The urgency of an economic challenge that will be passed on to future generations has called forth responses that reveal a moral deficit whose impact on our grandchildren and beyond will be even more devastating if not addressed.

Insightful voices have noted how economic proposals (that is, “spending cuts”) have favored those who continue to do quite well economically at the expense of those who need the most help.

People “on the ground” in the area of immigration concern have reminded us that much of the rhetoric of “immigration reform” proposals is based on inaccurate assumptions and “facts” designed to incite fear rather than provide light.

Care and concern for the poor, hospitality toward the alien and the stranger, advocacy for the less powerful, and the sacrament of shared sacrifice get dressed up as devils to be fought rather than as avenues to the new kingdom intended to be among us.

Perhaps most disturbing and revealing of all is the ease with which committed members of our faith communities can get drawn into this pattern of demonizing the voices that call us to our core values and become advocates of a counterfeit covenant and a disguised gospel, preferring comfortable fictions to challenging truths.

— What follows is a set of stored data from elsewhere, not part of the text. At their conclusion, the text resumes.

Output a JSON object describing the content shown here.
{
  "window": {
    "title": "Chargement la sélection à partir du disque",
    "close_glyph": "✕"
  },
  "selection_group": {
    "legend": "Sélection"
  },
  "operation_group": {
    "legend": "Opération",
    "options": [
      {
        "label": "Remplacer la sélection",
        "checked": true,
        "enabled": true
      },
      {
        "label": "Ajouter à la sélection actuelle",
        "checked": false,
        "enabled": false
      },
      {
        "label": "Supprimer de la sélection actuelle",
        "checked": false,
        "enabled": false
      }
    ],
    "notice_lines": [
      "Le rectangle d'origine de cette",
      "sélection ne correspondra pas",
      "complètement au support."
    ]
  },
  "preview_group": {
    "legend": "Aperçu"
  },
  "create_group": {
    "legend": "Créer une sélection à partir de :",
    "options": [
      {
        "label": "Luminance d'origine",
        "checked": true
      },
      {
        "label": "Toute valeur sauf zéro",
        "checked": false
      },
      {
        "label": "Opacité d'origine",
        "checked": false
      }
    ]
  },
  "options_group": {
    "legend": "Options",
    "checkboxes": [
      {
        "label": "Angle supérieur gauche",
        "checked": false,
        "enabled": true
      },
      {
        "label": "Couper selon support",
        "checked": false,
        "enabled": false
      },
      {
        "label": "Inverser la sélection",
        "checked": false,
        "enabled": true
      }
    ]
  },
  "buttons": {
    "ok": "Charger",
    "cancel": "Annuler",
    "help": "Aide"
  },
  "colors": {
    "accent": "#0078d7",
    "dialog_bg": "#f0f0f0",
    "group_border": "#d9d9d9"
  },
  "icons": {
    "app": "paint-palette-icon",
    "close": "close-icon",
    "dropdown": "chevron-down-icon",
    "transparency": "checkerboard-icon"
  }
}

On this level, little of this is new.

When prophetic voices addressed this process long ago in ancient Israel, they spoke with Amos. “Hear this, you who trample the needy and bring ruin to the poor of the land, saying … we will make the ephah small and the shekel great, and practice deceit with false balances, buying the poor for silver and the needy for a pair of sandals” (Amos 8:4-6).

Matthew reports Jesus addressing the self-righteous of his day as “hypocrites … whited sepulcher” – looking all nice and beautiful on the outside while concealing inside the decaying evidence of life once lived (Matthew 23:27).

Our history reminds us that heresy is an ever-present danger for those whose treasure is in earthen vessels.

The danger of heresy is not that it is a head-on attack on a faith experience and its interpretation.

Rather, heresy is a subtle distortion, often couched in very appealing and relevant terms, which has all the appearance of faithfulness, but when followed to its consequences and conclusion clearly misrepresents what it claims to offer.

The heresy of a carefully coifed and costumed political gospel is alive and well among us, and it is leading us to the consequence of a morality that is a far cry from the kind of community espoused by the Master.

The good news, though, is that there is something else that isn’t new in this matter of moral deficits: the opportunity to redirect one’s thinking and embrace a different agenda for restoration that will have a holistic focus.

After his own indictment of religious superficiality and corruption, Isaiah voices the Word of Yahweh: “Come let us reason together, says the Lord: though your sins are like scarlet, they shall be like snow … if you are willing and obedient, you shall eat the good of the land; but if you refuse and rebel, you shall be devoured by the sword” (Isaiah 1:18-20).

Economic deficits have long-lasting consequences and require many years to repair.

Moral deficits also have severe consequences, but they begin to be repaired in the relatively simple choice of which voices we choose to listen to. Maybe we all need to keep saying that.